In the early '90s, Brazil boasted more than 60 computer-hardware firms. Then, in October 1992, under pressure from the US, Brazil instituted free-market reforms that lowered tariffs to 35 percent. (Within the next few years, tariffs will likely fall to 20 percent.) The result was shocking for the local computer industry. Most of the 60 hardware companies folded. Today, six remain, and all but one have joint agreements with multinational firms.
``The attempts to develop an independent computer industry failed for sure,'' says Ilan Goldman, president of ASSESPRO, the Rio de Janeiro software trade association. ``The hardware companies never developed new technology.'' So when prices came down, consumers went for brand names such as IBM, Compaq, and Sharp.
Brazilian software faced a similar fate. Today, Mr. Goldman estimates that foreign firms such as Microsoft sell 90 percent of the new programs bought in this country.
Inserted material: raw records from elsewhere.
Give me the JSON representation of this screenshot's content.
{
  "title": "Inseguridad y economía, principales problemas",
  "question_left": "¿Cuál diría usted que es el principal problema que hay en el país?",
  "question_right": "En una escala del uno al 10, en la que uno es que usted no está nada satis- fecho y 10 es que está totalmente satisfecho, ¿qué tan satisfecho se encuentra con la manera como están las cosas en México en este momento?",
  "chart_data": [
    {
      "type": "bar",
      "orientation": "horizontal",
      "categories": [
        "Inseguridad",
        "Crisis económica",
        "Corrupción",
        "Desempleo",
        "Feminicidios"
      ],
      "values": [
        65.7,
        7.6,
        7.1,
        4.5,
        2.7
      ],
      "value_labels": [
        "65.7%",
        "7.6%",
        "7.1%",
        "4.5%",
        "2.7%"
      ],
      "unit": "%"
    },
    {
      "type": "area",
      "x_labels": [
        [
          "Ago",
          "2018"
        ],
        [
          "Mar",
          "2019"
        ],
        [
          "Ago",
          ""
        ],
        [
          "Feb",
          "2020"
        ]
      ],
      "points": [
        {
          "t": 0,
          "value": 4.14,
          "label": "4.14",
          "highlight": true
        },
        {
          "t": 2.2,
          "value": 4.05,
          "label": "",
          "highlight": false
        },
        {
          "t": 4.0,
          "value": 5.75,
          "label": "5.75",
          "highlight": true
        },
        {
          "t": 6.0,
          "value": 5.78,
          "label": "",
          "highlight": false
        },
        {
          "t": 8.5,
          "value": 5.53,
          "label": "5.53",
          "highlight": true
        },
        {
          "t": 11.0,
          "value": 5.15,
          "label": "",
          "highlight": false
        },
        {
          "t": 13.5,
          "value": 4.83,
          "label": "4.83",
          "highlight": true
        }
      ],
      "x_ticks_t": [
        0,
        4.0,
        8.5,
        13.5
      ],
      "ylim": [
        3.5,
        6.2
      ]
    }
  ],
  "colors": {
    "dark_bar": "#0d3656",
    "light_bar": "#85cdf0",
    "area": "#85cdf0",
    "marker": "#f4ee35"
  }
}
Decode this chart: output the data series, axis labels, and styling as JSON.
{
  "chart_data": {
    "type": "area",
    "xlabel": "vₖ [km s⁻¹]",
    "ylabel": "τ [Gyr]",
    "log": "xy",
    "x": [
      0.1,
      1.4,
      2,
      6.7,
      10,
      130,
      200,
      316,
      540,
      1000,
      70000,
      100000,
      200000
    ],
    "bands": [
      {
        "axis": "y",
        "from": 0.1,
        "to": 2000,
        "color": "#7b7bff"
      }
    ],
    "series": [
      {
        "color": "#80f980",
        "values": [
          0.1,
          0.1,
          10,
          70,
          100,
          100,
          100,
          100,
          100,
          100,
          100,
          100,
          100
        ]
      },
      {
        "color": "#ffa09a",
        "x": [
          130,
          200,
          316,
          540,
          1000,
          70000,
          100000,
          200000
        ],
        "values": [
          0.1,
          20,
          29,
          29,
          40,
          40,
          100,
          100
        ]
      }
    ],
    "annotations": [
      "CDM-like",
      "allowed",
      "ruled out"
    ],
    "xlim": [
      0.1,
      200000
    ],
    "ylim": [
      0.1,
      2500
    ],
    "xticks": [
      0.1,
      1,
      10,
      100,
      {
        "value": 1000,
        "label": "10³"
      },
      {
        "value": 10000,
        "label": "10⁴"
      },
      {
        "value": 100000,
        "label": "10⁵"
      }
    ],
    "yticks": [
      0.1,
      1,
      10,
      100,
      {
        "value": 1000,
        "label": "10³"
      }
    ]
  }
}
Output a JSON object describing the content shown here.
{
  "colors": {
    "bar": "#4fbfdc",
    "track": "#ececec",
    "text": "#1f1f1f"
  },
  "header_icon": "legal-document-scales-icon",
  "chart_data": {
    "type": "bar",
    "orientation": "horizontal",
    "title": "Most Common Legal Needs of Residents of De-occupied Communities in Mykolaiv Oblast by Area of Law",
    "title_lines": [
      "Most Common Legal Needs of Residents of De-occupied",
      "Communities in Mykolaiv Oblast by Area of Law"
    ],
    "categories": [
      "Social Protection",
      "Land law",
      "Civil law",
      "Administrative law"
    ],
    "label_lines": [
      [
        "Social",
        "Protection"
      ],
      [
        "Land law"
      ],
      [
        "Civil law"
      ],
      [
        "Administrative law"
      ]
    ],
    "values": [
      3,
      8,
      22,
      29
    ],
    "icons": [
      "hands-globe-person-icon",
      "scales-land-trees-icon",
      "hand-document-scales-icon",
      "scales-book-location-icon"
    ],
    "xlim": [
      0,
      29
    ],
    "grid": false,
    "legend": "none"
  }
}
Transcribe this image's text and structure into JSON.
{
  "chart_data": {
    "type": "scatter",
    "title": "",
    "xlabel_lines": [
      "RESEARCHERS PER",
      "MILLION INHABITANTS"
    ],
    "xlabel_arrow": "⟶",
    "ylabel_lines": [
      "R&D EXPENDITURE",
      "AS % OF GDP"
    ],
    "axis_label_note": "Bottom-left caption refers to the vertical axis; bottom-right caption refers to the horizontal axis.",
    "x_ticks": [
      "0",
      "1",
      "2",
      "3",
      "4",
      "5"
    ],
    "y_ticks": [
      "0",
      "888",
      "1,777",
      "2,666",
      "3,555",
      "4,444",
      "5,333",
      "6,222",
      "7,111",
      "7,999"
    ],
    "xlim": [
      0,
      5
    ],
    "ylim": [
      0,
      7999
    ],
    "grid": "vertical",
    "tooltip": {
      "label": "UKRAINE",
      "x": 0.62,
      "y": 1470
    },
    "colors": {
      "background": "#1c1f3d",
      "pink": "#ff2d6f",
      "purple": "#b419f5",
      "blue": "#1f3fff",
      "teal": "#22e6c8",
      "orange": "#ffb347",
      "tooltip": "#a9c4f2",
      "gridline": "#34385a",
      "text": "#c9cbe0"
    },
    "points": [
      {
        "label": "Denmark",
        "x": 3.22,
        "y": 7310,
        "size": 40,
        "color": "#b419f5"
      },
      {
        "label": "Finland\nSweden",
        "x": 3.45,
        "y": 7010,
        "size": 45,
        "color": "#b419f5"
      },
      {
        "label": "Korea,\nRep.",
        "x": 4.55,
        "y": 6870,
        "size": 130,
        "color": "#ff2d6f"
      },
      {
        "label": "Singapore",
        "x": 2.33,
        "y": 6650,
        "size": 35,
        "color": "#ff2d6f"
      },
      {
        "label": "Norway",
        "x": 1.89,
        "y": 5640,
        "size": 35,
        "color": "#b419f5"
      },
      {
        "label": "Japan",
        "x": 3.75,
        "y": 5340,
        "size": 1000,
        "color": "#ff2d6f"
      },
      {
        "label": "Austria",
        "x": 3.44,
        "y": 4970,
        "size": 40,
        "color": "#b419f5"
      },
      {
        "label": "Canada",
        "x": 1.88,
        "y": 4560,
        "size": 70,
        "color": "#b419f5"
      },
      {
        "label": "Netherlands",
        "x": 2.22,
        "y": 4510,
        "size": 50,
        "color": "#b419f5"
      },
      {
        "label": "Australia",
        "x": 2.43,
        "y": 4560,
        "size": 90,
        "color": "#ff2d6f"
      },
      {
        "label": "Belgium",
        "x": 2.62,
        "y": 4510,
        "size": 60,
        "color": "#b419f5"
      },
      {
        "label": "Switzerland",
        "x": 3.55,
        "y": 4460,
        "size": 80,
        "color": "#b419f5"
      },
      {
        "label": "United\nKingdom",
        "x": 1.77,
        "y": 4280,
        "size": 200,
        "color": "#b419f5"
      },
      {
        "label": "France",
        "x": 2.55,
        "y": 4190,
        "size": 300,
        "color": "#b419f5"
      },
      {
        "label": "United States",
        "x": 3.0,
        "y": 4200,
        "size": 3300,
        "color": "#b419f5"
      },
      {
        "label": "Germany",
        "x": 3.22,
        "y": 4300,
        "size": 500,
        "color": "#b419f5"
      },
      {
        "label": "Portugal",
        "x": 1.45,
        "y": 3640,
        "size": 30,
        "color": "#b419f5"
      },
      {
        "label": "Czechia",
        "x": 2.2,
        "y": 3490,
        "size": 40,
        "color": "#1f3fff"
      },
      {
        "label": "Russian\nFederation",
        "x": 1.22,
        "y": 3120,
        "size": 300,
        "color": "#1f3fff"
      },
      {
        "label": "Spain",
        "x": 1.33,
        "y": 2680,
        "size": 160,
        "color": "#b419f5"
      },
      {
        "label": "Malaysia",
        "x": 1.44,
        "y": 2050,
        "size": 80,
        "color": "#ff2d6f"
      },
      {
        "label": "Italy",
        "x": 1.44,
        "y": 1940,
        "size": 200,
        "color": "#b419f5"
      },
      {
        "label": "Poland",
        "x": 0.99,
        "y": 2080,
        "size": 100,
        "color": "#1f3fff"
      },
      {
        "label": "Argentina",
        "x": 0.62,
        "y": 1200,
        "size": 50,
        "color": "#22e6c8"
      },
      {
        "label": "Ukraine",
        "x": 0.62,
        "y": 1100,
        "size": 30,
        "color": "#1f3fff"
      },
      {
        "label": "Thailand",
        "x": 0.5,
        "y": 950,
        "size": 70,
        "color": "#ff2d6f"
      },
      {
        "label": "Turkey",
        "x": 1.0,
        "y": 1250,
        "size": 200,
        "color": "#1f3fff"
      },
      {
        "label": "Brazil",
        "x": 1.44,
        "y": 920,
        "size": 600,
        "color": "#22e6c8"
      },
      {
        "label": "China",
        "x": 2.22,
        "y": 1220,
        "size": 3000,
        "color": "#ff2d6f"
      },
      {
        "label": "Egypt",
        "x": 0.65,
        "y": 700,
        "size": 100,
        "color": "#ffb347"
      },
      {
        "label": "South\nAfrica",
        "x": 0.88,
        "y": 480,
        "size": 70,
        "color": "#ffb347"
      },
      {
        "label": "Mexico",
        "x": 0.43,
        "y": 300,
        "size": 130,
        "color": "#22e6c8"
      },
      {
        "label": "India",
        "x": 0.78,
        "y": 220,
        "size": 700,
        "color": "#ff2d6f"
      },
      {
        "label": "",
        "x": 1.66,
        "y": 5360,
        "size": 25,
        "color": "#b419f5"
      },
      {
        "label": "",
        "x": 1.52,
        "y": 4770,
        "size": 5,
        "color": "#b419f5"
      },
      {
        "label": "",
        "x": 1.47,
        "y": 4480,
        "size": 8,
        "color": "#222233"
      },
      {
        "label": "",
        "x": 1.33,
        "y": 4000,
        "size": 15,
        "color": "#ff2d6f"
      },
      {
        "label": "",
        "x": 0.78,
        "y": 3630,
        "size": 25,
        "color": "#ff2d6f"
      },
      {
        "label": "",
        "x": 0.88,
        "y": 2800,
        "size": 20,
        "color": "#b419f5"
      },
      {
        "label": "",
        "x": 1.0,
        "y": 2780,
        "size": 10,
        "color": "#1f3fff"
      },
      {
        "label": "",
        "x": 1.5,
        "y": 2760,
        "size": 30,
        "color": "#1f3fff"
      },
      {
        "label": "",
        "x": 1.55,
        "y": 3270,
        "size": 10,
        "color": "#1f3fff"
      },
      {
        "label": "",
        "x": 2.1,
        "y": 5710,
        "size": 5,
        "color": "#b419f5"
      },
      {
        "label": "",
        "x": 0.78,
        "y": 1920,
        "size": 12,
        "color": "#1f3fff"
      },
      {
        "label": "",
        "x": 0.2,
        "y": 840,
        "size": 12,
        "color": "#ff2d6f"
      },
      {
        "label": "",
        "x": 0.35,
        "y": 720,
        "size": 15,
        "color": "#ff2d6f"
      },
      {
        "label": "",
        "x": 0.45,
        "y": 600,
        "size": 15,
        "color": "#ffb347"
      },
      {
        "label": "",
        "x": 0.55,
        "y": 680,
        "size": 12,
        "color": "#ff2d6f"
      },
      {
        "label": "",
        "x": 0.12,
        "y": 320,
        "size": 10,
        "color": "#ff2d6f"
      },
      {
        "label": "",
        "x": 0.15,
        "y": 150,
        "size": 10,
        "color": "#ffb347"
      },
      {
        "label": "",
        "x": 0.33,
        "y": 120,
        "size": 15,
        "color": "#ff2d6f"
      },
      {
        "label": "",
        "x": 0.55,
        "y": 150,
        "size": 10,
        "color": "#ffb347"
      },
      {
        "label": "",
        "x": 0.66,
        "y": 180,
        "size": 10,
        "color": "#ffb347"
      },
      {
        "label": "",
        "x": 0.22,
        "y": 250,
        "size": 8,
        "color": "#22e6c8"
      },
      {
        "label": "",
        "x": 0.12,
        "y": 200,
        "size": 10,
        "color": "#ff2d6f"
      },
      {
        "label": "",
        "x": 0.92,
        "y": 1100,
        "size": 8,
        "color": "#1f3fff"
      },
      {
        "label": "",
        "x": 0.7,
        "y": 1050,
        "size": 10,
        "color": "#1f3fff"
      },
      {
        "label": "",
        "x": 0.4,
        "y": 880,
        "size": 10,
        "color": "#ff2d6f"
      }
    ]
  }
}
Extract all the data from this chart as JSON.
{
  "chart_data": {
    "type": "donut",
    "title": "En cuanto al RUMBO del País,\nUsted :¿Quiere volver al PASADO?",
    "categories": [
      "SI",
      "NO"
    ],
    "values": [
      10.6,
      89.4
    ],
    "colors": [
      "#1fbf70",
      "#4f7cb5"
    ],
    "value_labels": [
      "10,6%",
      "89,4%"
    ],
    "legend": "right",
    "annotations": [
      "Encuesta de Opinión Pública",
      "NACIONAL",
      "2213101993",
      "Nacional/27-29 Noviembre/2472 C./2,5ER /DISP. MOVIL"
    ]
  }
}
Consumers, meanwhile, benefited from the reforms. Software prices run only slightly higher than US prices. Imported hardware now costs about 30 percent more than Brazilian-made PCs of the same quality, says Airiel Bergher, president of the retail company Soft Express. But Brazil is also experiencing some of the downsides of multinational firms dividing up the market. One computer retailer, who requested anonymity, says IBM is selling its Brazilian-assembled PCs at very low prices and offering favorable financing. He claims they sell the computers at below their cost of production. ``They are dumping to build up market share,'' he says. ``No one else is doing that.''
Pinto denies the charge, saying IBM's prices are ``low because we are producing locally in an efficient plant.'' He adds: ``We expect IBM's sales to grow by about 200 to 300 percent this year compared to 1993.''
The collapse of most of the country's hardware companies resulted in more than a 55 percent loss in employment in the computer industry, says Paulo Tigre, an economics professor at the Federal University of Rio. ``The loss of manufacturing jobs was devastating, especially in a country with already-high unemployment,'' he says. Brazilian companies had developed some innovative research and development projects in the financial sector, Professor Tigre says, but ``that was discontinued when foreign firms took over the market.''
Brazil is far from being a completely open market. Tariffs and taxes still add about 70 percent to the price of a foreign-made PC, encouraging multinationals to set up local manufacturing. Locally made products are exempt from import duties and some local taxes. IBM, Digital Equipment Corporation, and Compaq Computer Corporation have or will soon open plants here, providing jobs for thousands of Brazilians. Brazil's tax system ``forces you to produce locally,'' Pinto says.
Brazil's local software industry is starting to recover from the shock of open markets, Goldman says. Brazilian-owned companies are localizing programs in Portugese and developing smaller programs that use less computer memory. ``We've learned to look for the niche markets,'' he says.